Friday, February 2, 2024

Best of 2014

 

In 2014, I had an amazing wildlife year of lions, whales, snowy owls and this brave little tusker who is pretending to defend his family from marauding lions. It was a year of travel worthy of Art Wolfe, from Samburu and the Maasai Mara in Kenya to Cape Cod's famed Stellwagen Bank to the rainforests of Belize and the tropical reefs off Honduras.


🐘🐘🐘🐘🐘🐘


The winter highlight was an irruption of snowy owls that brought at least three birds to Cape May County. I spent every free minute looking for owls. I found this one on a snow-draped beach in Stone Harbor.


A southern stingray banks over a sandbar off Grand Cayman. 




The snowy owls shared the beach at Stone Harbor Point with a resident pair of peregrine falcons. Peregrines are not afraid of people, but you have to be respectful around them. It's pointless trying to sneak up on them. So when you want to get a little closer, you make it obvious and approach at an angle like an orbiting moon gradually getting closer. Using this technique, I was able to watch the larger female boot her mate off a favorite piece of driftwood.




In the spring of 2014, I visited the Stellwagen Bank off Cape Cod. It's a marine sanctuary that draws whales by the hundreds each spring. Here a famous whale nicknamed Nile prepares to dive.

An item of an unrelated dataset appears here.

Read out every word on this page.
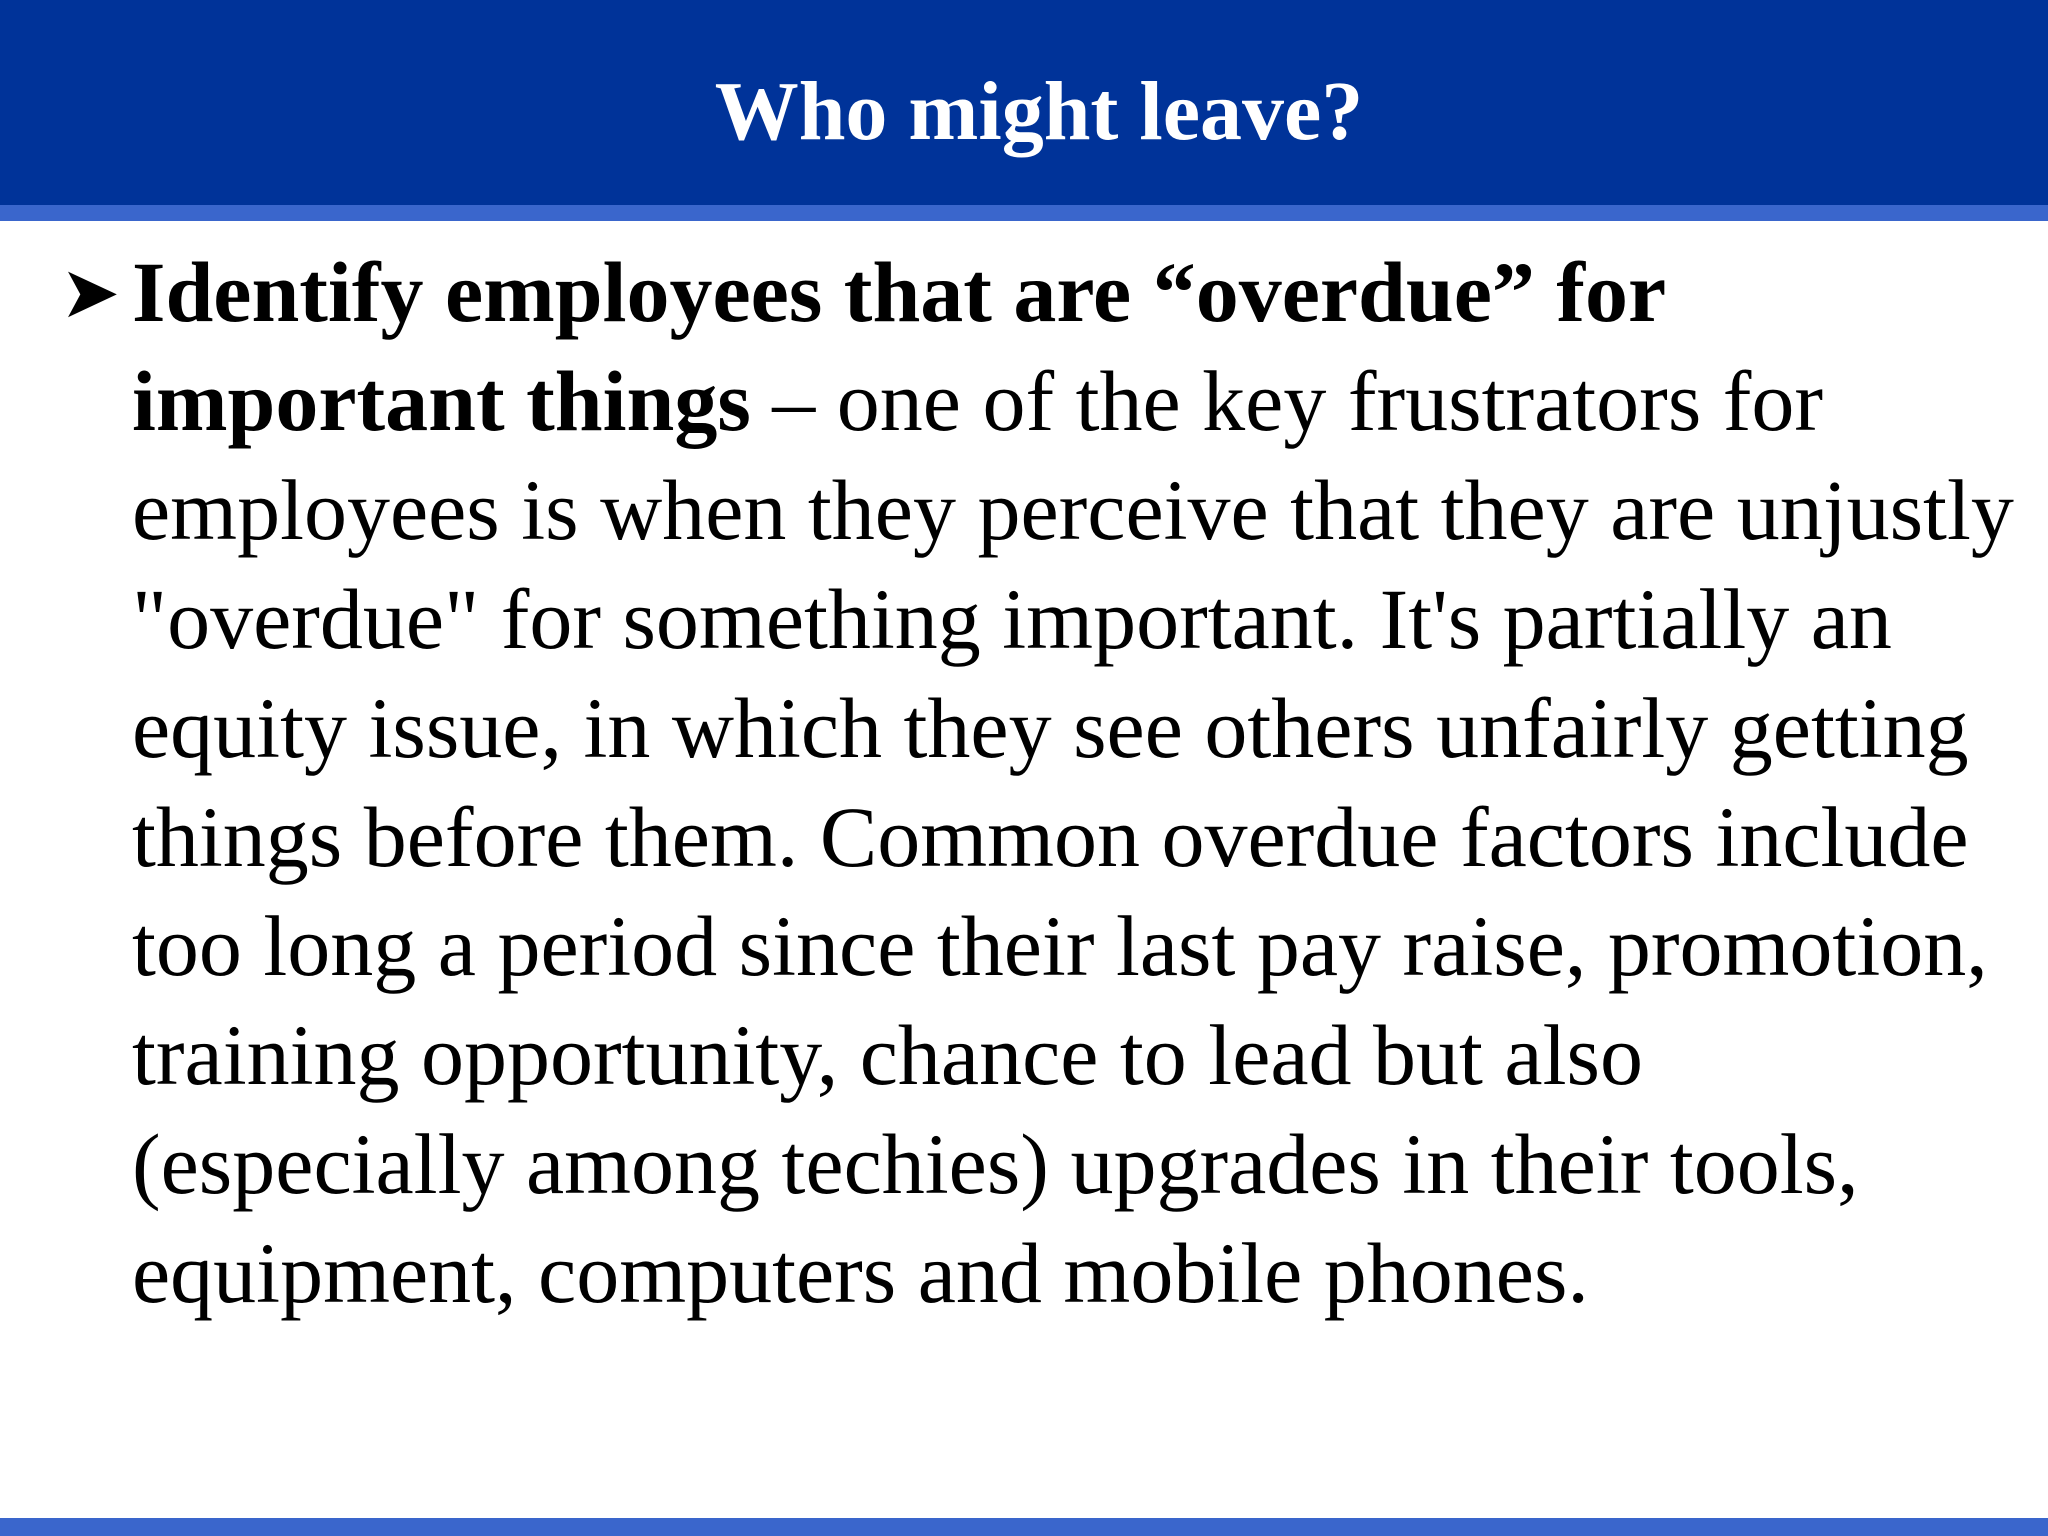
Who might leave?
➤ Identify employees that are “overdue” for important things – one of the key frustrators for employees is when they perceive that they are unjustly "overdue" for something important. It's partially an equity issue, in which they see others unfairly getting things before them. Common overdue factors include too long a period since their last pay raise, promotion, training opportunity, chance to lead but also (especially among techies) upgrades in their tools, equipment, computers and mobile phones.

A black howler monkey roars in the treetops of Belize. Howler monkeys are among the loudest animals on Earth. Their roars can be heard more than 2 miles away. You could feel it in your chest.




I saw lions every day of my trip to Kenya, where we visited three parks. A lioness takes shelter from biting flies in a bush on the Maasai Mara. I like the contrast of the green leaves on her tawny coat.




A big male lion makes himself comfortable in a tree fort where he is safer from biting flies at Lake Nakuru.



Honeymooning lions spend time alone from the pride on the Maasai Mara. They seem pretty happy together.



The lions in Samburu were the biggest I ever saw.




Alarmed giraffes pointed the way to this lioness and her sister, hunting along the Ewaso Ng'iro River. 



Samburu has many endemic species found nowhere else, including these Grevy's zebras with their extra-skinny stripes.



Oryx are another common antelope found in the desert scrub of Samburu. What beauties!



Samburu is home to desert warthogs, which have unique facial features compared to common warthogs.



A plains zebra charges across a wetland at Lake Nakuru.



A cloud of biting flies tormented an enormous Cape buffalo bull at Lake Nakuru.



Sharp acacia thorns and the iconic animal that somehow eats around them.



The Maasai giraffe is the largest of the four (or is it six?) species of giraffes found in Africa. This big male surely is among the tallest, towering more than 17 feet above the grassy Mara.



A leopard in Samburu takes shelter in a thorn tree as lions try to bully her on the ground. The leopard could only bide her time until the lions got bored. Only her wide eyes betray her alarm. Leopards internalize even their panic attacks. This was my favorite photo of 2014 and could be my favorite wildlife encounter of all time.